Ecological studies and epidemiology need to use group averaged data to make inferences about individual patterns. However, using correlations based on averages to estimate correlations of individual scores is subject to an "ecological fallacy". The purpose of this article is to create distributions of Pearson correlation values computed from grouped averaged or aggregate data using Monte Carlo simulations and random sampling. We show that, as the group size increases, the distributions can be approximated by a generalized hypergeometric distribution.
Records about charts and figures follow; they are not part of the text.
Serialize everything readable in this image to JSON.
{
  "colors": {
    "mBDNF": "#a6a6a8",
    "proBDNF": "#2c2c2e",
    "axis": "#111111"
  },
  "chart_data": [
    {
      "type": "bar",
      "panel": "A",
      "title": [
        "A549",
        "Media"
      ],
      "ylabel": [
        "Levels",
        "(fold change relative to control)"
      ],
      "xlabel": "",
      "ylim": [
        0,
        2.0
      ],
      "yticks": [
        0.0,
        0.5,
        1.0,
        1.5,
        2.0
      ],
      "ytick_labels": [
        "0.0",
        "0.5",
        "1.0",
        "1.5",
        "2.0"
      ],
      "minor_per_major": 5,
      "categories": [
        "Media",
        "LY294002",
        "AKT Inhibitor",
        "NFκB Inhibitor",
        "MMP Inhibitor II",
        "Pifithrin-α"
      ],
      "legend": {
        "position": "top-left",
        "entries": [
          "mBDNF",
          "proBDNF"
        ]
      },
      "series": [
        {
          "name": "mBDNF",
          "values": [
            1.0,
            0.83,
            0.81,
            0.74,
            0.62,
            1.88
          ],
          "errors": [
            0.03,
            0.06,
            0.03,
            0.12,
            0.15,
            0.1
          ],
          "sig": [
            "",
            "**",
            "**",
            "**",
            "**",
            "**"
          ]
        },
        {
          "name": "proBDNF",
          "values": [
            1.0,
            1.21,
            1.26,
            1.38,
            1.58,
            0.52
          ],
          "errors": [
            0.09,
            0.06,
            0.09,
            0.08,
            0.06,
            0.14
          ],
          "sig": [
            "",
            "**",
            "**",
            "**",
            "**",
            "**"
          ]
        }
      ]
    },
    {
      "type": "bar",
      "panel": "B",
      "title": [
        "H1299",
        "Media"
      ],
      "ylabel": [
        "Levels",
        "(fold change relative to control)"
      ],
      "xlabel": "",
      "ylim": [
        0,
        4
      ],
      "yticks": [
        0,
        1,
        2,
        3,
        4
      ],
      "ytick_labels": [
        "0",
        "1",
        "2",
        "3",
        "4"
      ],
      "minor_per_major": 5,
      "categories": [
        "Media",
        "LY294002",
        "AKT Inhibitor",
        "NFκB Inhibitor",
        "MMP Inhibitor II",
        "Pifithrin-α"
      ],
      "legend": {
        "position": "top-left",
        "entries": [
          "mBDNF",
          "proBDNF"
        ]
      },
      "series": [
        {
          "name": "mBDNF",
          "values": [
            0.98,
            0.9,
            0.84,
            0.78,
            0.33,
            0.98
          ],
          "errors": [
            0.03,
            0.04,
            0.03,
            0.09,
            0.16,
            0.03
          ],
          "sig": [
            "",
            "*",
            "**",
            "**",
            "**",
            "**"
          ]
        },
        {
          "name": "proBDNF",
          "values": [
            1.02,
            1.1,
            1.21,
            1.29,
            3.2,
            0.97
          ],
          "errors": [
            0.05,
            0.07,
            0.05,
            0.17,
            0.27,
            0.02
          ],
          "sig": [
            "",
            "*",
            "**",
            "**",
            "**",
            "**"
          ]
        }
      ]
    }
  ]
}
The expectation of the constructed distribution slightly underestimates the individual Pearson value, but the difference becomes smaller as the number of groups increases. The approximate normal distribution resulting from Fisher's transformation can be used to build confidence intervals to approximate the Pearson value based on individual scores from the Pearson value based on the aggregated scores.
生态学研究和流行病学需要使用群体平均数据来推断个体模式。然而,使用基于平均值的相关性来估计个体分数的相关性容易出现“生态谬误”。本文的目的是通过蒙特卡罗模拟和随机抽样,创建从分组平均或汇总数据计算出的皮尔逊相关值的分布。我们表明,随着组大小的增加,这些分布可以用广义超几何分布来近似。构建分布的期望值略微低估了个体皮尔逊值,但随着组数的增加,差异会变小。由费舍尔变换得到的近似正态分布可用于构建置信区间,以根据汇总分数的皮尔逊值来近似基于个体分数的皮尔逊值。